Reflection & Dialogue: Joy of Christian believing, and loathing on its rejection
It is worth paying attention to Paul’s words as we have them in the Entrance Antiphon for today’s Mass: “Rejoice in the Lord always; again I say rejoice”. It is obvious that Paul lays stress on Christian rejoicing, on Christian joy. He expresses the very same sentiments in the first of his letters that has come down to us, that to the Thessalonians, from which our second reading is taken. There he says: “Rejoice always; be happy at all times”. This invites us to reflect on the importance of rejoicing, of joy, in Christian life, in human life, and for believers during this period of Advent, and indeed at all times, of the close connection between joy and the coming of Christ into our world, and on Christ’s own emphasis on the joy of believing in him and his mission. This presents an opportunity of recalling the texts of the New Testament on this theme, without giving chapter and verse of the Bible.
At the birth of Christ, recalled at Christmas, the Angel declared to the shepherds that with this birth he was bring good news of great joy for all the people. John the Baptist declared that his joy was full that the promised redeemer had come. The disciples rejoiced on the success of their first mission, and Jesus called on them to do so. On that same occasion Jesus himself rejoiced in the Holy Spirit and thanked his Father, Lord of heaven and earth, that he had hidden the mysteries of salvation from the wise and intelligent and revealed them to infants, that is to his own followers. The mystery hidden from all ages, from many prophets and kings, had been revealed to them, and for this Jesus declared them blessed, happy, fortunate. Christian joy is connected with the new age revealed in Christ and his Church. The theme of joy is prominent in Jesus’ prayers and teachings as presented in the Fourth Gospel. Jesus prays that his own joy may be in his disciples and that their joy may be full. He forewarns them that in this world they will have trials, but after trials their sorrow will turn into joy.

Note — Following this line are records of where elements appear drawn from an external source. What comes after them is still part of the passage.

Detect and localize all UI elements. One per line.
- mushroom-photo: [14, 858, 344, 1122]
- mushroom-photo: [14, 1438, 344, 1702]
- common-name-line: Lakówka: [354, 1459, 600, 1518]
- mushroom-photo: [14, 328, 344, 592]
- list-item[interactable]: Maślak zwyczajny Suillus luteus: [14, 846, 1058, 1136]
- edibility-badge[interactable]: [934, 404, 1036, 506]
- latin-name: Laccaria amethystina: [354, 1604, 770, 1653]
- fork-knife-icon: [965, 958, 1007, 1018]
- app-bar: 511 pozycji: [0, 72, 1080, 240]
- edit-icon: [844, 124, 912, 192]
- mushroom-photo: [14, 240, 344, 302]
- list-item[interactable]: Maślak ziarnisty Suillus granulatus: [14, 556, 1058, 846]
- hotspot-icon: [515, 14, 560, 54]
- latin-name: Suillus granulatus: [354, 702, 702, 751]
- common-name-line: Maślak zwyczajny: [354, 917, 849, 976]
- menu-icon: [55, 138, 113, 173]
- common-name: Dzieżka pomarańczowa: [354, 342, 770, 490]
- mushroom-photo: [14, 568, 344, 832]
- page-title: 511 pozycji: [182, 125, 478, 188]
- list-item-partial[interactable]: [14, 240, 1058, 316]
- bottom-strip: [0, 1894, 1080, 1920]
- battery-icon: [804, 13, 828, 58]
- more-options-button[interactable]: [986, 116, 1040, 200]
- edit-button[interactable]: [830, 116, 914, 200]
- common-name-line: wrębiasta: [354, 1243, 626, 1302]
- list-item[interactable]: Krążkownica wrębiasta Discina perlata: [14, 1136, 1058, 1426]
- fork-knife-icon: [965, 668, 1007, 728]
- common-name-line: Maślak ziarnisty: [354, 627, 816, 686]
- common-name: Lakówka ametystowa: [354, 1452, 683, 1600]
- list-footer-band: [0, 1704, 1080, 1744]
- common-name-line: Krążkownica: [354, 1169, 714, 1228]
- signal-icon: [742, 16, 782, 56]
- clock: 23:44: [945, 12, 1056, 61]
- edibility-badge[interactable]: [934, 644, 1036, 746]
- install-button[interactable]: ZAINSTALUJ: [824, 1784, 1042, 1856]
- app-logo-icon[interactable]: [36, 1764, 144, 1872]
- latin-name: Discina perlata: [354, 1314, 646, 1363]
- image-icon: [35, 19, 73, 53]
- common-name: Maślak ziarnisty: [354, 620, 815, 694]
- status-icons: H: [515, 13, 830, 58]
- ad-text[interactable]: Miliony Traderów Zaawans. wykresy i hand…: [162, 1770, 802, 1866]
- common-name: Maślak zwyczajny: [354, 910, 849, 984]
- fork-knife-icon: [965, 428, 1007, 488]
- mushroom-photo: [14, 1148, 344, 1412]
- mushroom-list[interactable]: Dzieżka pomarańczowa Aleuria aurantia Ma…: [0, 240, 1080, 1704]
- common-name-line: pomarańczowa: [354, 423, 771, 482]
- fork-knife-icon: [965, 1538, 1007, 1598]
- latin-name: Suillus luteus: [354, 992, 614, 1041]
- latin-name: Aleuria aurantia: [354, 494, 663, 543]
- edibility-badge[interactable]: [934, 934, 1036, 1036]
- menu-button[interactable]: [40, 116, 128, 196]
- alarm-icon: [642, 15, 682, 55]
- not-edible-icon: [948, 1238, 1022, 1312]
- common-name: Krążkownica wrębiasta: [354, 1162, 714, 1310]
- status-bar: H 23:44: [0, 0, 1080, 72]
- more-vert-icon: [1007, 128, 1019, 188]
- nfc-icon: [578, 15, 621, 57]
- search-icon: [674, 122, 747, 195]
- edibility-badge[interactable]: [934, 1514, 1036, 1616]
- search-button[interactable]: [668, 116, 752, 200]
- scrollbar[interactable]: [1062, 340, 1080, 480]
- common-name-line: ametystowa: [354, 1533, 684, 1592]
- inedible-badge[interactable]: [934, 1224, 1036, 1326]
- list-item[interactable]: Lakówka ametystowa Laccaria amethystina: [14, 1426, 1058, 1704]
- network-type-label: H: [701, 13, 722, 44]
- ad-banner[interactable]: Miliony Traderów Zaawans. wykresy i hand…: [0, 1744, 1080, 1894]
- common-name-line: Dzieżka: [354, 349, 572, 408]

Their hearts will rejoice and they will have a joy that no one can take from them. The disciples are asked by Jesus to pray (to the Father) that their joy may be full, and their prayer will be heard. The Beatitudes end by linking persecution with joy. Blessed, happy, are the followers of Christ when ill-treated and persecuted on account of the Son of Man. They should rejoice in that day and leap for joy, for surely their reward is great in heaven. It is clear from these texts that Christian joy is rooted in belief in Jesus Christ and in the new age that has come with him and continues in the Church which he has founded. This joy goes with love and respect from the Church.

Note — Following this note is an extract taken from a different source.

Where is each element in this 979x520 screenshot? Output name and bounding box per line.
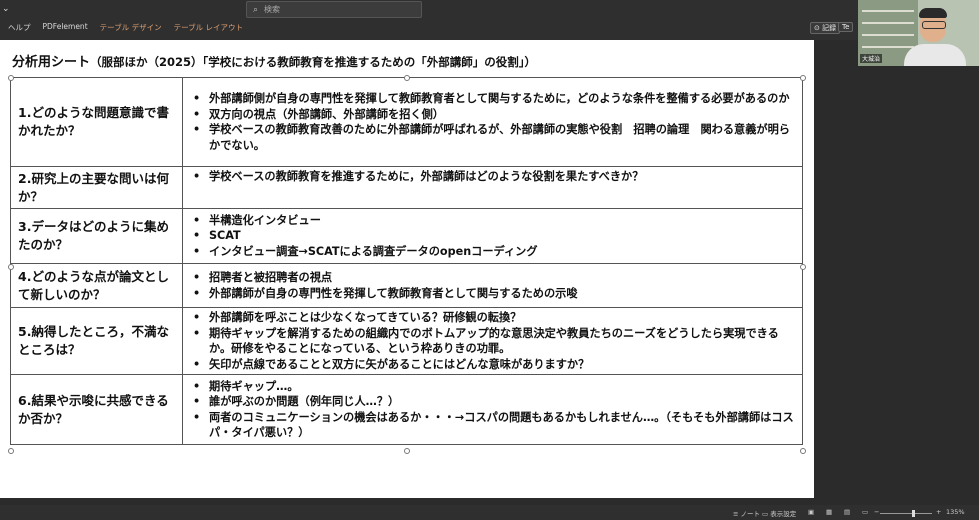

This love for the faith, and the joy that accompanies it, has been a central part of the Christian heritage down through the centuries. It has also been very much part of the Irish tradition right from the beginning. Matters have been changing very much in the older world over recent centuries, and in Ireland over the past decades. Christianity has been abandoned by a number of the learned class, and more recently by the general public. With regard to persons born and reared in the faith in these changing circumstances three classes can be identified. A number continue to believe and practise. Another group abandon practice of the faith, and possibly also belief, but are not perturbed thereby. A third class abandon the faith and turn violently against it, against the Church, its practices and against belief in revelation and even in the existence of God. In writings of some of this group, a venom can be perceived, which varies with the form of learning and literature they represent. In some writers there is a quest for redemption but not that of Christian tradition, a form of redemption and hope in mankind’s ability to show compassion, love and find an individual spirituality.
On this Gaudete, Rejoice Sunday, it is well to recall that other venom and loathing which can be produced in some who reject the salvation, the redemption, brought by Christ and still proclaimed by the Church. Dialogue might help bridge the gap between the two visions of life here and beyond.